DNA damage can contribute to cell aging as well as to the development of cancer, although the specific genotoxins, signals, and cellular mechanisms involved with the physical signs of aging remain poorly understood.
The new study focuses specifically on melanoma, a type of cancer predominantly found in the skin, where it originates in melanocytes – specialized skin cells that generate melanin, the pigment responsible for skin and hair color.
Melanocytes themselves arise from stem cells (McSCs) located within the hair follicles of mammalian skin, where they maintain skin and hair pigmentation via regular regeneration.
Using mice, the researchers profiled the expressions of the tissue’s genes to uncover the fates of the McSCs subjected to various kinds of DNA damage.
In the case of damage known as a double-strand break, in which both strands in the DNA’s double helix are severed, the researchers identified a specific response.
The McSCs irreversibly differentiated and disappeared, resulting in the mouse’s hair turning gray.

Known as senescence-coupled differentiation, or ‘seno-differentiation,’ this process relies on activation of the p53-p21 signaling pathway, which helps regulate cell cycling.
On the other hand, certain carcinogens triggered a remarkably different response. Researchers treated the skin of mice with ultraviolet B (UVB) light and 7,12-dimethylbenz(a)anthracene (DMBA), a potent carcinogen often used to induce tumor growth in laboratory research.

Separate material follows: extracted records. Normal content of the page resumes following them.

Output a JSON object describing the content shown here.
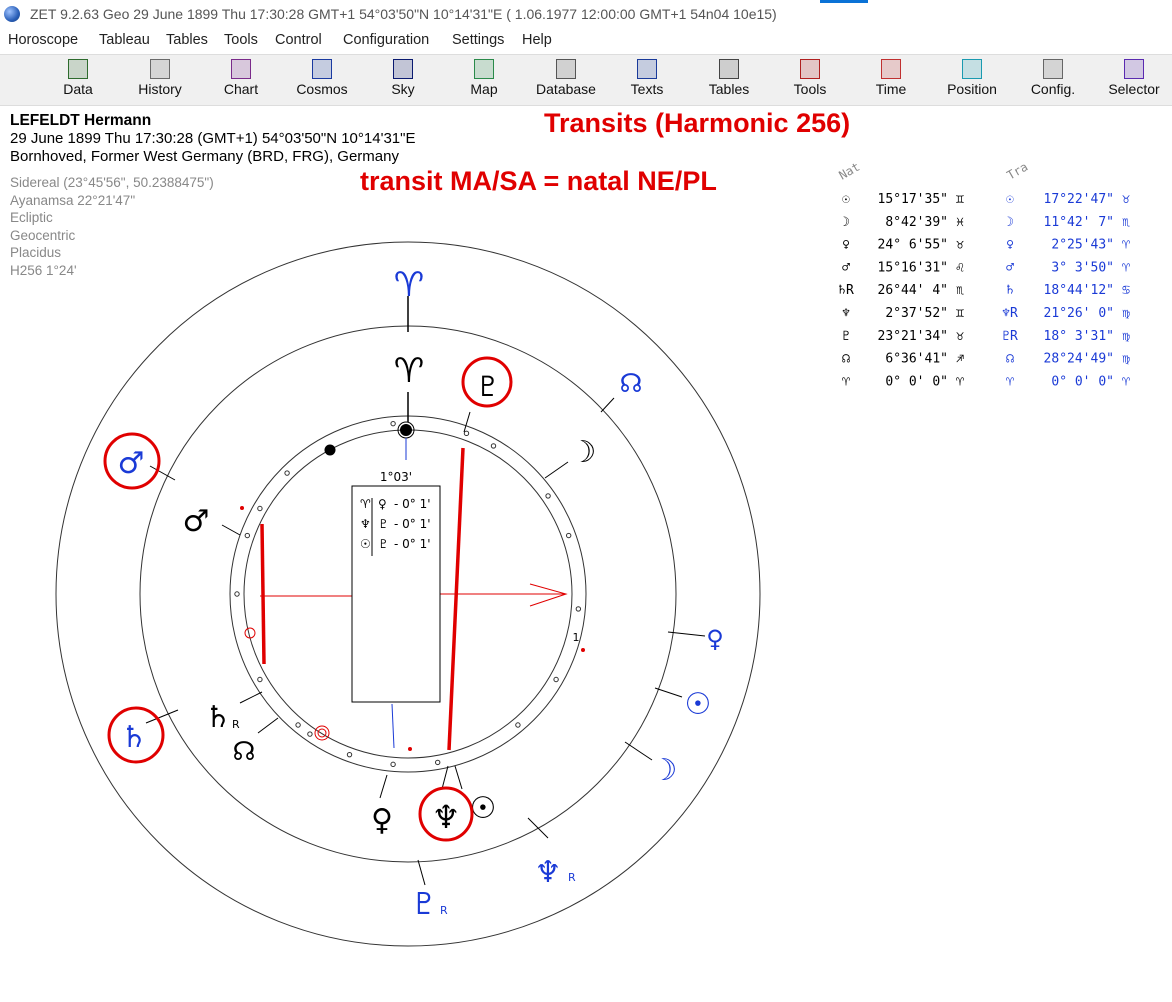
{
  "window": {
    "title": "ZET 9.2.63 Geo   29 June 1899  Thu  17:30:28 GMT+1 54°03'50\"N  10°14'31\"E  ( 1.06.1977  12:00:00 GMT+1 54n04 10e15)"
  },
  "menu": [
    "Horoscope",
    "Tableau",
    "Tables",
    "Tools",
    "Control",
    "Configuration",
    "Settings",
    "Help"
  ],
  "toolbar": [
    {
      "label": "Data",
      "icon": "data-icon",
      "color": "#2d6b2d"
    },
    {
      "label": "History",
      "icon": "history-icon",
      "color": "#6a6a6a"
    },
    {
      "label": "Chart",
      "icon": "chart-icon",
      "color": "#7a2a8a"
    },
    {
      "label": "Cosmos",
      "icon": "cosmos-icon",
      "color": "#1a3aa0"
    },
    {
      "label": "Sky",
      "icon": "sky-icon",
      "color": "#0a1a70"
    },
    {
      "label": "Map",
      "icon": "map-icon",
      "color": "#2a8a4a"
    },
    {
      "label": "Database",
      "icon": "database-icon",
      "color": "#555555"
    },
    {
      "label": "Texts",
      "icon": "texts-icon",
      "color": "#1a3a9a"
    },
    {
      "label": "Tables",
      "icon": "tables-icon",
      "color": "#444444"
    },
    {
      "label": "Tools",
      "icon": "tools-icon",
      "color": "#b02020"
    },
    {
      "label": "Time",
      "icon": "time-icon",
      "color": "#c03030"
    },
    {
      "label": "Position",
      "icon": "position-icon",
      "color": "#1a9ab0"
    },
    {
      "label": "Config.",
      "icon": "config-icon",
      "color": "#666666"
    },
    {
      "label": "Selector",
      "icon": "selector-icon",
      "color": "#5a2ab0"
    }
  ],
  "person": {
    "name": "LEFELDT Hermann",
    "datetime": "29 June 1899  Thu  17:30:28 (GMT+1) 54°03'50\"N  10°14'31\"E",
    "place": "Bornhoved, Former West Germany (BRD, FRG), Germany"
  },
  "settings": [
    "Sidereal (23°45'56\", 50.2388475\")",
    "Ayanamsa 22°21'47\"",
    "Ecliptic",
    "Geocentric",
    "Placidus",
    "H256   1°24'"
  ],
  "annotations": {
    "title": "Transits (Harmonic 256)",
    "subtitle": "transit MA/SA = natal NE/PL"
  },
  "colors": {
    "accent_red": "#e00000",
    "transit_blue": "#1a3ad6",
    "natal_black": "#000000"
  },
  "table": {
    "header_nat": "Nat",
    "header_tra": "Tra",
    "rows": [
      {
        "nat_sym": "☉",
        "nat_val": "15°17'35\"",
        "nat_sign": "♊",
        "tra_sym": "☉",
        "tra_val": "17°22'47\"",
        "tra_sign": "♉"
      },
      {
        "nat_sym": "☽",
        "nat_val": "8°42'39\"",
        "nat_sign": "♓",
        "tra_sym": "☽",
        "tra_val": "11°42' 7\"",
        "tra_sign": "♏"
      },
      {
        "nat_sym": "♀",
        "nat_val": "24° 6'55\"",
        "nat_sign": "♉",
        "tra_sym": "♀",
        "tra_val": "2°25'43\"",
        "tra_sign": "♈"
      },
      {
        "nat_sym": "♂",
        "nat_val": "15°16'31\"",
        "nat_sign": "♌",
        "tra_sym": "♂",
        "tra_val": "3° 3'50\"",
        "tra_sign": "♈"
      },
      {
        "nat_sym": "♄R",
        "nat_val": "26°44' 4\"",
        "nat_sign": "♏",
        "tra_sym": "♄",
        "tra_val": "18°44'12\"",
        "tra_sign": "♋"
      },
      {
        "nat_sym": "♆",
        "nat_val": "2°37'52\"",
        "nat_sign": "♊",
        "tra_sym": "♆R",
        "tra_val": "21°26' 0\"",
        "tra_sign": "♍"
      },
      {
        "nat_sym": "♇",
        "nat_val": "23°21'34\"",
        "nat_sign": "♉",
        "tra_sym": "♇R",
        "tra_val": "18° 3'31\"",
        "tra_sign": "♍"
      },
      {
        "nat_sym": "☊",
        "nat_val": "6°36'41\"",
        "nat_sign": "♐",
        "tra_sym": "☊",
        "tra_val": "28°24'49\"",
        "tra_sign": "♍"
      },
      {
        "nat_sym": "♈",
        "nat_val": "0° 0' 0\"",
        "nat_sign": "♈",
        "tra_sym": "♈",
        "tra_val": "0° 0' 0\"",
        "tra_sign": "♈"
      }
    ]
  },
  "chart": {
    "angle_label": "1°03'",
    "box_rows": [
      {
        "sym": "♈",
        "planet": "♀",
        "val": "- 0° 1'"
      },
      {
        "sym": "♆",
        "planet": "♇",
        "val": "- 0° 1'"
      },
      {
        "sym": "☉",
        "planet": "♇",
        "val": "- 0° 1'"
      }
    ],
    "tick_label": "1",
    "retro_mark": "R",
    "transit_glyphs": [
      {
        "sym": "♈",
        "name": "transit-aries-glyph"
      },
      {
        "sym": "☊",
        "name": "transit-node-glyph"
      },
      {
        "sym": "♀",
        "name": "transit-venus-glyph"
      },
      {
        "sym": "☉",
        "name": "transit-sun-glyph"
      },
      {
        "sym": "☽",
        "name": "transit-moon-glyph"
      },
      {
        "sym": "♆",
        "name": "transit-neptune-glyph"
      },
      {
        "sym": "♇",
        "name": "transit-pluto-glyph"
      },
      {
        "sym": "♂",
        "name": "transit-mars-glyph"
      },
      {
        "sym": "♄",
        "name": "transit-saturn-glyph"
      }
    ],
    "natal_glyphs": [
      {
        "sym": "♈",
        "name": "natal-aries-glyph"
      },
      {
        "sym": "♇",
        "name": "natal-pluto-glyph"
      },
      {
        "sym": "☽",
        "name": "natal-moon-glyph"
      },
      {
        "sym": "♂",
        "name": "natal-mars-glyph"
      },
      {
        "sym": "♄",
        "name": "natal-saturn-glyph"
      },
      {
        "sym": "☊",
        "name": "natal-node-glyph"
      },
      {
        "sym": "♀",
        "name": "natal-venus-glyph"
      },
      {
        "sym": "♆",
        "name": "natal-neptune-glyph"
      },
      {
        "sym": "☉",
        "name": "natal-sun-glyph"
      }
    ]
  }
}
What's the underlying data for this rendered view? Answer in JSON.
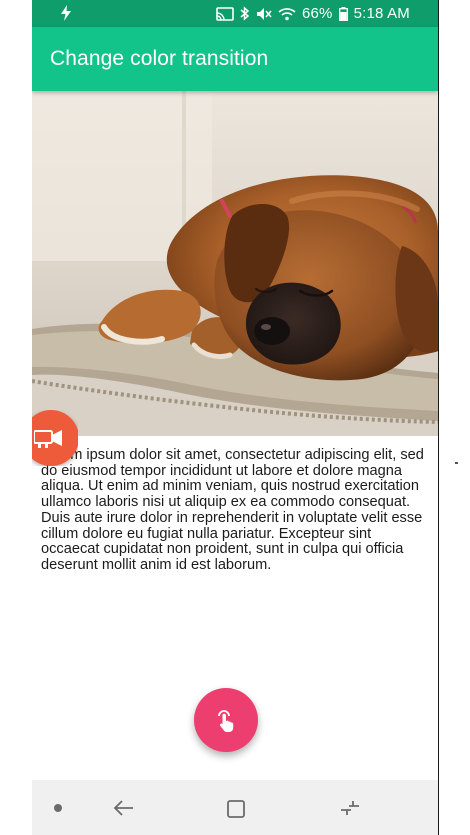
{
  "status_bar": {
    "battery_percent": "66%",
    "time": "5:18 AM",
    "icons": [
      "flash-icon",
      "cast-icon",
      "bluetooth-icon",
      "mute-icon",
      "wifi-icon",
      "battery-icon"
    ]
  },
  "app_bar": {
    "title": "Change color transition"
  },
  "hero": {
    "image_subject": "sleeping-puppy-image"
  },
  "content": {
    "body": "Lorem ipsum dolor sit amet, consectetur adipiscing elit, sed do eiusmod tempor incididunt ut labore et dolore magna aliqua. Ut enim ad minim veniam, quis nostrud exercitation ullamco laboris nisi ut aliquip ex ea commodo consequat. Duis aute irure dolor in reprehenderit in voluptate velit esse cillum dolore eu fugiat nulla pariatur. Excepteur sint occaecat cupidatat non proident, sunt in culpa qui officia deserunt mollit anim id est laborum."
  },
  "buttons": {
    "mini_fab_icon": "video-camera-icon",
    "mini_fab_color": "#ee5b3b",
    "main_fab_icon": "touch-hand-icon",
    "main_fab_color": "#ec3f6f"
  },
  "colors": {
    "status_bar": "#0f9d6c",
    "app_bar": "#12c48a",
    "nav_bar": "#f0f0f0"
  },
  "nav_bar": {
    "icons": [
      "nav-dot-icon",
      "back-icon",
      "home-icon",
      "recents-icon"
    ]
  }
}
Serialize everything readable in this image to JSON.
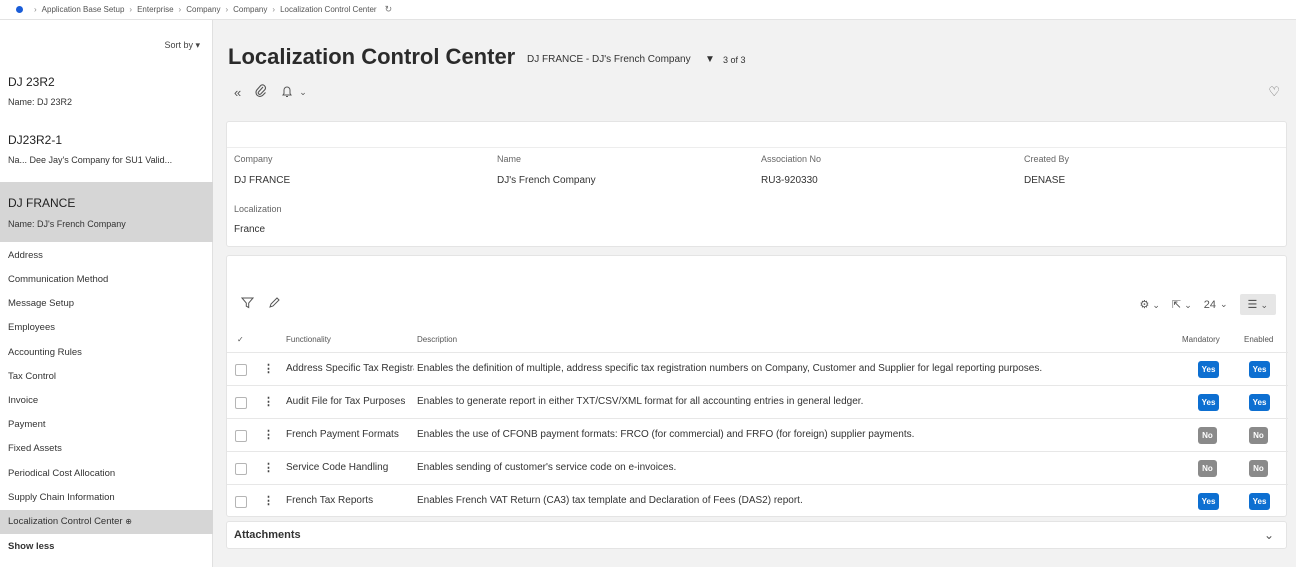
{
  "breadcrumb": {
    "items": [
      "Application Base Setup",
      "Enterprise",
      "Company",
      "Company",
      "Localization Control Center"
    ]
  },
  "sidebar": {
    "sort_label": "Sort by",
    "records": [
      {
        "title": "DJ 23R2",
        "name": "Name:  DJ 23R2"
      },
      {
        "title": "DJ23R2-1",
        "name": "Na...   Dee Jay's Company for SU1 Valid..."
      },
      {
        "title": "DJ FRANCE",
        "name": "Name:  DJ's French Company"
      }
    ],
    "nav": [
      "Address",
      "Communication Method",
      "Message Setup",
      "Employees",
      "Accounting Rules",
      "Tax Control",
      "Invoice",
      "Payment",
      "Fixed Assets",
      "Periodical Cost Allocation",
      "Supply Chain Information",
      "Localization Control Center",
      "Show less"
    ]
  },
  "header": {
    "title": "Localization Control Center",
    "subtitle": "DJ FRANCE - DJ's French Company",
    "record_count": "3 of 3"
  },
  "details": {
    "company_label": "Company",
    "company_value": "DJ FRANCE",
    "name_label": "Name",
    "name_value": "DJ's French Company",
    "association_label": "Association No",
    "association_value": "RU3-920330",
    "created_by_label": "Created By",
    "created_by_value": "DENASE",
    "localization_label": "Localization",
    "localization_value": "France"
  },
  "table": {
    "page_size": "24",
    "columns": {
      "functionality": "Functionality",
      "description": "Description",
      "mandatory": "Mandatory",
      "enabled": "Enabled"
    },
    "rows": [
      {
        "functionality": "Address Specific Tax Registration",
        "description": "Enables the definition of multiple, address specific tax registration numbers on Company, Customer and Supplier for legal reporting purposes.",
        "mandatory": "Yes",
        "enabled": "Yes"
      },
      {
        "functionality": "Audit File for Tax Purposes",
        "description": "Enables to generate report in either TXT/CSV/XML format for all accounting entries in general ledger.",
        "mandatory": "Yes",
        "enabled": "Yes"
      },
      {
        "functionality": "French Payment Formats",
        "description": "Enables the use of CFONB payment formats: FRCO (for commercial) and FRFO (for foreign) supplier payments.",
        "mandatory": "No",
        "enabled": "No"
      },
      {
        "functionality": "Service Code Handling",
        "description": "Enables sending of customer's service code on e-invoices.",
        "mandatory": "No",
        "enabled": "No"
      },
      {
        "functionality": "French Tax Reports",
        "description": "Enables French VAT Return (CA3) tax template and Declaration of Fees (DAS2) report.",
        "mandatory": "Yes",
        "enabled": "Yes"
      }
    ]
  },
  "attachments": {
    "label": "Attachments"
  },
  "colors": {
    "accent": "#0d6fd1",
    "badge_no": "#8a8a8a",
    "active_bg": "#d6d6d6"
  }
}
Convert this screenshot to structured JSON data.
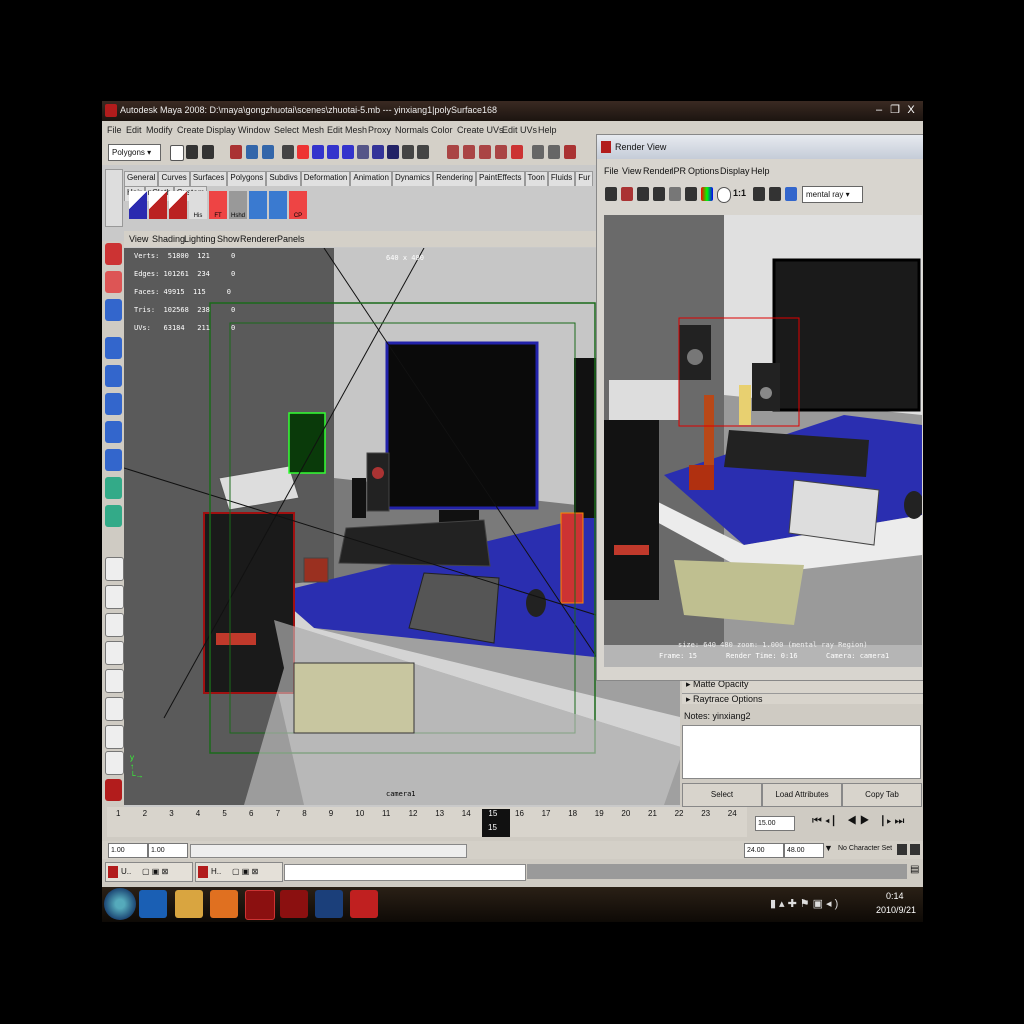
{
  "window": {
    "title": "Autodesk Maya 2008: D:\\maya\\gongzhuotai\\scenes\\zhuotai-5.mb  ---  yinxiang1|polySurface168",
    "minimize": "–",
    "maximize": "❐",
    "close": "X"
  },
  "menu": [
    "File",
    "Edit",
    "Modify",
    "Create",
    "Display",
    "Window",
    "Select",
    "Mesh",
    "Edit Mesh",
    "Proxy",
    "Normals",
    "Color",
    "Create UVs",
    "Edit UVs",
    "Help"
  ],
  "toolbar": {
    "mode": "Polygons"
  },
  "shelf": {
    "tabs": [
      "General",
      "Curves",
      "Surfaces",
      "Polygons",
      "Subdivs",
      "Deformation",
      "Animation",
      "Dynamics",
      "Rendering",
      "PaintEffects",
      "Toon",
      "Fluids",
      "Fur",
      "Hair",
      "nCloth",
      "Custom"
    ],
    "icons": [
      {
        "label": ""
      },
      {
        "label": ""
      },
      {
        "label": ""
      },
      {
        "label": "His"
      },
      {
        "label": "FT"
      },
      {
        "label": "Hshd"
      },
      {
        "label": ""
      },
      {
        "label": ""
      },
      {
        "label": "CP"
      }
    ]
  },
  "panel_menu": [
    "View",
    "Shading",
    "Lighting",
    "Show",
    "Renderer",
    "Panels"
  ],
  "hud": {
    "rows": [
      {
        "label": "Verts:",
        "a": "51800",
        "b": "121",
        "c": "0"
      },
      {
        "label": "Edges:",
        "a": "101261",
        "b": "234",
        "c": "0"
      },
      {
        "label": "Faces:",
        "a": "49915",
        "b": "115",
        "c": "0"
      },
      {
        "label": "Tris:",
        "a": "102568",
        "b": "238",
        "c": "0"
      },
      {
        "label": "UVs:",
        "a": "63184",
        "b": "211",
        "c": "0"
      }
    ],
    "resolution": "640 x 480",
    "camera": "camera1"
  },
  "render_view": {
    "title": "Render View",
    "menu": [
      "File",
      "View",
      "Render",
      "IPR",
      "Options",
      "Display",
      "Help"
    ],
    "ratio": "1:1",
    "renderer": "mental ray",
    "info_line1": "size:  640  480  zoom: 1.000     (mental ray  Region)",
    "frame": "Frame: 15",
    "render_time": "Render Time: 0:16",
    "camera": "Camera: camera1"
  },
  "attributes": {
    "section1": "Matte Opacity",
    "section2": "Raytrace Options",
    "notes_label": "Notes:  yinxiang2",
    "buttons": [
      "Select",
      "Load Attributes",
      "Copy Tab"
    ]
  },
  "timeline": {
    "ticks": [
      "1",
      "2",
      "3",
      "4",
      "5",
      "6",
      "7",
      "8",
      "9",
      "10",
      "11",
      "12",
      "13",
      "14",
      "15",
      "16",
      "17",
      "18",
      "19",
      "20",
      "21",
      "22",
      "23",
      "24"
    ],
    "current_frame": "15",
    "current_time": "15.00"
  },
  "range": {
    "start": "1.00",
    "start_inner": "1.00",
    "end_inner": "24.00",
    "end": "48.00",
    "char_set": "No Character Set"
  },
  "taskbar_windows": [
    {
      "label": "U.."
    },
    {
      "label": "H.."
    }
  ],
  "tray": {
    "time": "0:14",
    "date": "2010/9/21"
  },
  "colors": {
    "accent_red": "#b21c1c",
    "viewport": "#808080",
    "desk_blue": "#2a2eb0"
  }
}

When exposed to these carcinogens, McSCs bypassed the differentiation process that occurred after double-strand breaks, even if the cells had suffered DNA damage, the study found.
Despite the general benefits of resilience, there is also something to be said for knowing when to quit. For McSCs, bowing out in response to DNA damage may be worth the loss of hair color if it means a lower risk of skin cancer.
When exposed to UVB or DMBA, melanocyte stem cells retained their self-renewal abilities and continued to clone themselves, the researchers report. This effect is supported by a cytokine called stem cell factor (SCF), which is involved with guiding the melanocytes to their proper place in the skin.
Secreted in the stem cell‘s local microenvironment, SCF also suppresses seno-differentiation. Instead of containing DNA damage, this increases the risk of tumors developing by encouraging compromised McSCs to carry on.
“These findings reveal that the same stem cell population can follow antagonistic fates – exhaustion or expansion – depending on the type of stress and microenvironmental signals,” says lead author Emi Nishimura, a biologist at the University of Tokyo.
“It reframes hair graying and melanoma not as unrelated events, but as divergent outcomes of stem cell stress responses,” she adds.
This does not mean gray hair is itself a defense against cancer risk, the researchers note. Graying is a result of seno-differentiation, a protective pathway that helps the body respond to genotoxic stress by eliminating potentially dangerous cells.
When this process doesn’t take place, however, the resulting survival and proliferation of damaged McSCs may favor melanoma.
More research will be needed to shed light on the mechanisms involved and to investigate corresponding phenomena in humans, but this already represents a significant leap in understanding.
With this insight into the molecular circuits governing McSCs’ divergent fates, the study presents a model to help explain key details about the relationship between tissue aging and cancer, the authors write.
The study was published in Nature Cell Biology.